CCSDSPy / ccsdspy

I/O interface and utilities for CCSDS binary spacecraft data in Python. Library used in flight missions at NASA, NOAA, and SWRI
https://ccsdspy.org
BSD 3-Clause "New" or "Revised" License
74 stars 18 forks source link

Add support for loading variable length packets from CSV #115

Closed jmbhughes closed 4 months ago

jmbhughes commented 4 months ago

When completing #114 , I noticed that you cannot load variable length packets from a CSV. There is no way to do the reference linking or specifying an expanding field. PUNCH would like to load variable length packets from CSV. I'm happy to work on this, but I'd like guidance on how you want this structured. At the moment, the loading CSV is in the _BasePacket class. This change would make the loading different for fixed and variable length.

ddasilva commented 4 months ago

Thanks for pulling on this thread!

I was thinking of a couple ways this could work:

  1. Have the data_type column support values like uint8(*) (expanding) or uint8(other_field) (reference linking) or uint8(3,3) (3x3 array)
  2. Add a new CSV column for array_shape, which maps directly to the keyword argument

Option 1 seems maybe more readable when skimming the file, but Option 2 is easier for code to work with.

What do you think?

jmbhughes commented 4 months ago

I can see pros and cons with both. Option 1 does not require existing CSV files to be modified for anyone already using this feature. Option 2 is simpler to write (both code on our side to process and the CSV on the user side) and understand, but it feels less elegant to have empty entries for PacketFields. I like the idea of keeping the data type and array shape columns separate and making them directly correspond to the code keywords.

If there is already wide adoption of the CSV format, I would lean towards Option 1 since it doesn't break anything for users. However, I think I like Option 2 if the CSV loading feature is not currently widely used. Do you know if the CSV loading is currently being used by any mission?

If we go with Option 1, I wonder if it might be clearer to just literally write uint8(expand) so one doesn't have to remember the mapping between * and expanding... however said mapping does feel pretty obvious to me. So I'm not strongly committed to that opinion.

ddasilva commented 4 months ago

Any thoughts @ehsteve ? I think that some missions are using the CSV format, but we can do something like

from_file(file, version="v2") and change the default the next major CCSDSPy release

ehsteve commented 4 months ago

@ddasilva thanks for considering my opinion! I'm much more in favor of option 1 both because it does not break existing use of csv but also because it feels right to add new data types that expand.

Also I would use * and not the word 'expand' just in case someone wants to call one of their fields 'expand'. It also makes the code for parsing clearer.
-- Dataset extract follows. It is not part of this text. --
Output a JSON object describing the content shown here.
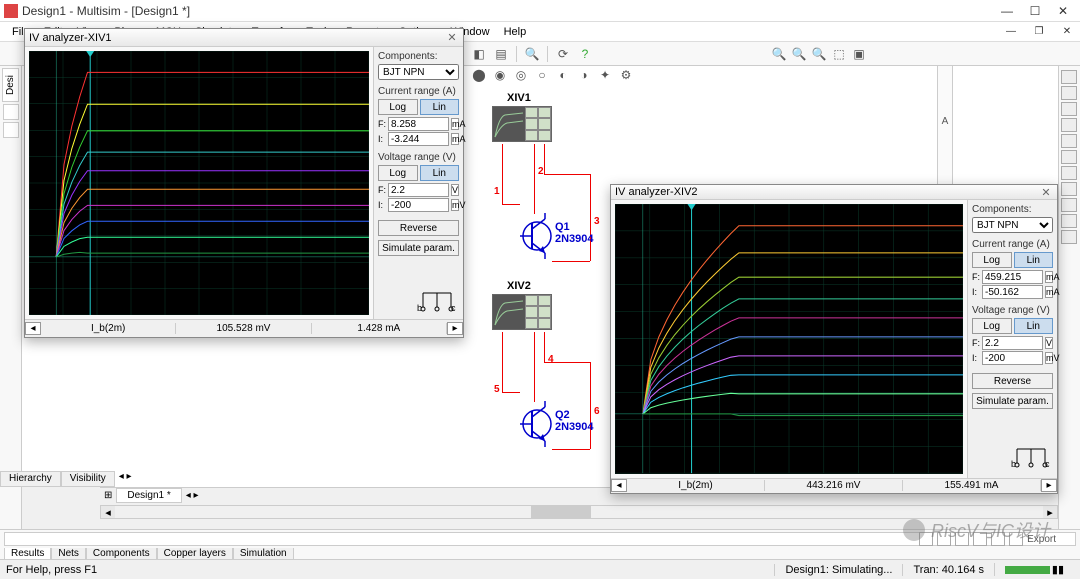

I am really not a fan of something like from_file(file, version="v2") to ever be used because then someone would have to pay attention to version numbers of things and we'd have to support code to support multiple versions of csv files which would be a pain (and also hard to document).

ddasilva commented 4 months ago

Great! I'll go with @ehsteve's suggestion. I think for array order we can do uint(8, 8; F) to e.g. specify Fortran order, where what's after the semicolon is optional and uint(8, 8) uses the default array order.

Regarding uint(*) vs uint(expand), I think we should stick with expand, because that's what the API does. I think having two parallel vocabularies to describe things is going to get confusing.

Are there any other missing features of CSV formats what we haven't covered?

ddasilva commented 4 months ago

@tloubrieu-jpl feel free to offer your thoughts if you are interested

ehsteve commented 4 months ago

Do we need to support specifying Fortran order? The array can be easily flipped after the fact with the numpy array, right?

ddasilva commented 4 months ago

Probably not tbh. We can wait until someone complains to reconsider. Does this cover everything @jmbhughes ?

jmbhughes commented 4 months ago

Yes @ddasilva this gives me enough to get something started.

jmbhughes commented 4 months ago

Closing since the branch was merged.